There were several limitations regarding the studies reviewed. First, in many of the studies reviewed, the main focus was on suicide and physical aggression to others. As a result, most patients observed were clinically ill enough to warrant inpatient treatment. Few studies evaluated aggression as physical against property and verbal, potentially deemed less severe and more likely to be seen in community or outpatient-based studies. A representative view of schizophrenia patients of all severities, including inpatients and outpatients, was therefore not specifically assessed in this review. Second, confounding factors, including sex, medication and age, may have affected the findings of this review. According to the Gender Paradox in Suicide, men are more likely to die by suicide than women, while women are more likely to engage in suicidal behaviour and deliberate self-harm (Canetto and Sakinofsky, 1998). However, self-harm was not frequently assessed in these studies. There is some indication of a link between low TC, HDL, LDL and impulsivity, which could translate into risk of self-harm, but this link needs to be explored through studies in populations with higher self-harming behaviours, like inpatient female wards. Medication, such as certain antipsychotics like risperidone, stimulate serotonergic output in cortical and subcortical areas more than other antipsychotics (Amato, 2015), and this may contribute to changes in aggressive behaviour independent of cholesterol level. In addition, with age comes a natural variance in cholesterol level, with a tendency of increased serum cholesterol with increasing age (Morgan et al., 2016). Aggressive behaviour may be independent of low cholesterol in younger participants as they, typically, would have a lower cholesterol level when compared to older patients. The effects of age as well as medication were not accounted for in a number of studies. Finally, the lack of statistical analysis using a 95% confidence interval in a number of studies (see Table 4) limited the review by making it difficult to assess precision and risk in data obtained.

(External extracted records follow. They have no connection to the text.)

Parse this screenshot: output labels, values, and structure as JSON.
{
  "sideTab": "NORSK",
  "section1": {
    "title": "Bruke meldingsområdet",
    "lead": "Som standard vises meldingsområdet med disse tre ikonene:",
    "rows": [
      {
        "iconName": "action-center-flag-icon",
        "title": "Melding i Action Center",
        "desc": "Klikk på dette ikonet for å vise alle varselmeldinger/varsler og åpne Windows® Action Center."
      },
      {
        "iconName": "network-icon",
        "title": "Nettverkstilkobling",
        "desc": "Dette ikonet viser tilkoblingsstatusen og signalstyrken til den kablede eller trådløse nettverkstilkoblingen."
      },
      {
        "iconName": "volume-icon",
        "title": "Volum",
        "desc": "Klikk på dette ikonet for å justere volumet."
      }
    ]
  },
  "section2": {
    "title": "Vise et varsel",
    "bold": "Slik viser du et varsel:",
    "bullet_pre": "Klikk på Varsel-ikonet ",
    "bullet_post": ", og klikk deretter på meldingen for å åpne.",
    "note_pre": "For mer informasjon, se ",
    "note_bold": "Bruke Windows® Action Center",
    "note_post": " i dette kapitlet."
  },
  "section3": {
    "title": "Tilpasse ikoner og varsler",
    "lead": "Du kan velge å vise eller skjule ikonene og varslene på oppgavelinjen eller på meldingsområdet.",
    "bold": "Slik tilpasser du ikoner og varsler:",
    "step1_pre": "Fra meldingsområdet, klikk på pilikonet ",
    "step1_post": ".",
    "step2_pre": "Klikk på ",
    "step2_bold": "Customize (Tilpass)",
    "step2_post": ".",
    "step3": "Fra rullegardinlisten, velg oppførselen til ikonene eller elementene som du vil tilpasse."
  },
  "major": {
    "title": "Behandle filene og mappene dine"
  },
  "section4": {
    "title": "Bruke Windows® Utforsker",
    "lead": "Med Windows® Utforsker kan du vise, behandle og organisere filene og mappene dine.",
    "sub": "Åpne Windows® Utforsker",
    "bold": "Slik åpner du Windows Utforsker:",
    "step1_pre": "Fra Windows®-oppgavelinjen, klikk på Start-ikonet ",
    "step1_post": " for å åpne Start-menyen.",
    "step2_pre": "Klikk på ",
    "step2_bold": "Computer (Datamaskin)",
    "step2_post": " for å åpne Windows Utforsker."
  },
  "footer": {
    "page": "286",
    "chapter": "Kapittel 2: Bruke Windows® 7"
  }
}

In addition, there are limitations to the review itself. First, the review may have been limited by only allowing diagnosis of schizophrenia by a variant of DSM or ICD classifications. This excluded foreign classifications such as T-SCL-90-R. Second, selection bias arose when only considering studies reported in English. The inclusion and exclusion criteria stated that participants must be adults only, unless unavoidable. As a result, three included studies (Chen et al., 2015Repo-Tiihonen et al., 2002Ruljancic et al., 2007) had some participants below the age of 18, leading to wide variations in the age range of the study participants.